For transfers from the EEA, UK, or Switzerland:

We rely on Standard Contractual Clauses (SCCs) approved by the European Commission
Our subprocessors maintain appropriate certifications and data processing agreements
We implement technical and organizational measures to protect data during transfer

By using our Service, you acknowledge that your data may be transferred to and processed in countries with different data protection laws than your jurisdiction.

8. Security

We implement industry-standard technical and organizational security measures, including encryption in transit, access controls, monitoring, and secure credential management.

While we implement industry-standard security measures, no method of transmission or storage is 100% secure. We cannot guarantee absolute security.

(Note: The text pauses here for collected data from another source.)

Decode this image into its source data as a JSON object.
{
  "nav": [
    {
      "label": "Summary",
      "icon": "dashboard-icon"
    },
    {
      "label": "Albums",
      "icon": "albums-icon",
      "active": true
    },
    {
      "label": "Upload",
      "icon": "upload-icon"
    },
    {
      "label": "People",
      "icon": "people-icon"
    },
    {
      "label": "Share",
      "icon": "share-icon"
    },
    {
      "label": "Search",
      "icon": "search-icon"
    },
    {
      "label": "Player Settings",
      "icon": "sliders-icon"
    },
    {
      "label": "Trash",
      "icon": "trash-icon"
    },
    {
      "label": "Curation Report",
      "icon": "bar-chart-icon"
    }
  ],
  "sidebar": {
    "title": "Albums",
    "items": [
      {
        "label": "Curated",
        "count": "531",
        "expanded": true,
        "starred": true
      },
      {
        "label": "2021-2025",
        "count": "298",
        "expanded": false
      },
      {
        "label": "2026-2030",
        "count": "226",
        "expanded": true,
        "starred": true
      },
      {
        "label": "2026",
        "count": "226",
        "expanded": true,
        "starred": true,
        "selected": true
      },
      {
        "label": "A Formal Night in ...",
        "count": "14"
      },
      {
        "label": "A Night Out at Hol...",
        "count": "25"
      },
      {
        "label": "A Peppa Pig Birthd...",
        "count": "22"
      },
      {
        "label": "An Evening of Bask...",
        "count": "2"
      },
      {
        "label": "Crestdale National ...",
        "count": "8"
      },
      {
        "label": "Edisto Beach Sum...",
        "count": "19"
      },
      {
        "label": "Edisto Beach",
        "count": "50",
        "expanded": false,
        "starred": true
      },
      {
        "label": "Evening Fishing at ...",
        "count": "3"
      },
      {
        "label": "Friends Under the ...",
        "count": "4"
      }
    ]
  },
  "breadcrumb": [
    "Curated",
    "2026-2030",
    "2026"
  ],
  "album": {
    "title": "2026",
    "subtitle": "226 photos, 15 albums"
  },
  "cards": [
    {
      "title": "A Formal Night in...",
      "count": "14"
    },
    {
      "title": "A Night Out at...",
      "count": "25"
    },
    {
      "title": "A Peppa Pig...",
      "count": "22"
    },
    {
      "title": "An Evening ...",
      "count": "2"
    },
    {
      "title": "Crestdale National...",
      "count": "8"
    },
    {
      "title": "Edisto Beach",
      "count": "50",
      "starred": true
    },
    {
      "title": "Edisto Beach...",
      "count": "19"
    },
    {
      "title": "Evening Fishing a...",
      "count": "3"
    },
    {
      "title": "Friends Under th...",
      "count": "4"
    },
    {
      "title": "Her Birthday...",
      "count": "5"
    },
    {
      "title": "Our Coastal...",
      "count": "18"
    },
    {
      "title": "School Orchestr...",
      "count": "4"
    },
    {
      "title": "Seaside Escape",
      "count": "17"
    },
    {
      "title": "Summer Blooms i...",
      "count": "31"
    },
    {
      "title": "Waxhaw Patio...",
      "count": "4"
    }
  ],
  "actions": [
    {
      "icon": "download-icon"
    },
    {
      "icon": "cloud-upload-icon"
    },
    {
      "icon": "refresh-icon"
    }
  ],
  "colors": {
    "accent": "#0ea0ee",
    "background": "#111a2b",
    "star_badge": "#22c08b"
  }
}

9. Data Subject Rights and Requests

9.1 Your Rights

Depending on your jurisdiction, you may have the following rights:

Access: Request a copy of personal data we hold about you
Correction: Request correction of inaccurate data
Deletion: Request deletion of your personal data
Restriction: Request restriction of processing
Portability: Request data in a portable format
Objection: Object to processing based on legitimate interests
Withdraw Consent: Withdraw consent where processing is based on consent

9.2 For Merchants

To exercise your rights regarding your account or store data:

Email us at support@lapio.ai with your request
We will respond within 30 days (or sooner as required by law)
You may also delete your data by uninstalling the app

9.3 For End Customers

If you are a customer of a merchant using Lapio.ai and wish to exercise your data rights:

Contact the merchant first - The merchant is the data controller for your purchase data
The merchant can submit requests to us on your behalf
You may also contact us directly at support@lapio.ai, and we will work with the merchant to fulfill your request

10. Shopify Platform Compliance

10.1 Mandatory Compliance Webhooks

We comply with Shopify's platform requirements for data handling, including responding to Shopify's mandatory compliance webhooks:

Customer Data Request (customers/data_request): When Shopify forwards a request from a customer to access their data, we provide the requested information to the merchant
Customer Redaction (customers/redact): When Shopify requests deletion of a specific customer's data, we remove or anonymize that customer's information from our systems
Shop Redaction (shop/redact): When a merchant uninstalls the app and Shopify requests shop data deletion, we delete all associated shop and customer data

10.2 Merchant Responsibilities

As a Shopify merchant using our Service, you are responsible for:

Ensuring you have appropriate legal basis to share customer data with us
Maintaining your own privacy policy that discloses use of third-party apps like Lapio.ai
Responding to your customers' data subject requests
Forwarding relevant requests to us when needed

11. Cookies and Tracking

11.1 Essential Cookies

Our Service uses essential cookies and session tokens necessary for:

Authentication and login sessions
Security (CSRF protection)
Remembering your preferences within the app

11.2 What We Don't Use

In the Shopify admin context, we do NOT use:

Third-party advertising cookies
Cross-site tracking
Social media tracking pixels

11.3 Landing Page

Our public website (lapio.ai) uses:

Google reCAPTCHA for bot protection and form security
Essential cookies for site functionality

12. Children's Privacy

Our Service is intended for business use by Shopify merchants. We do not knowingly collect personal information from children under 16 (or the applicable age of digital consent in your jurisdiction).

If you believe we have inadvertently collected such information, please contact us at support@lapio.ai, and we will promptly delete it.

13. Changes to This Policy

We may update this Privacy Policy from time to time. When we make material changes:

We will update the "Last Updated" date at the top
We will notify you via email or prominent notice in the Service
Continued use after changes constitutes acceptance of the updated policy

We encourage you to review this policy periodically.

14. Contact Us

If you have questions, concerns, or requests regarding this Privacy Policy or our data practices:

Email: support@lapio.ai

This Privacy Policy is specific to the Lapio.ai Shopify application and the services described herein.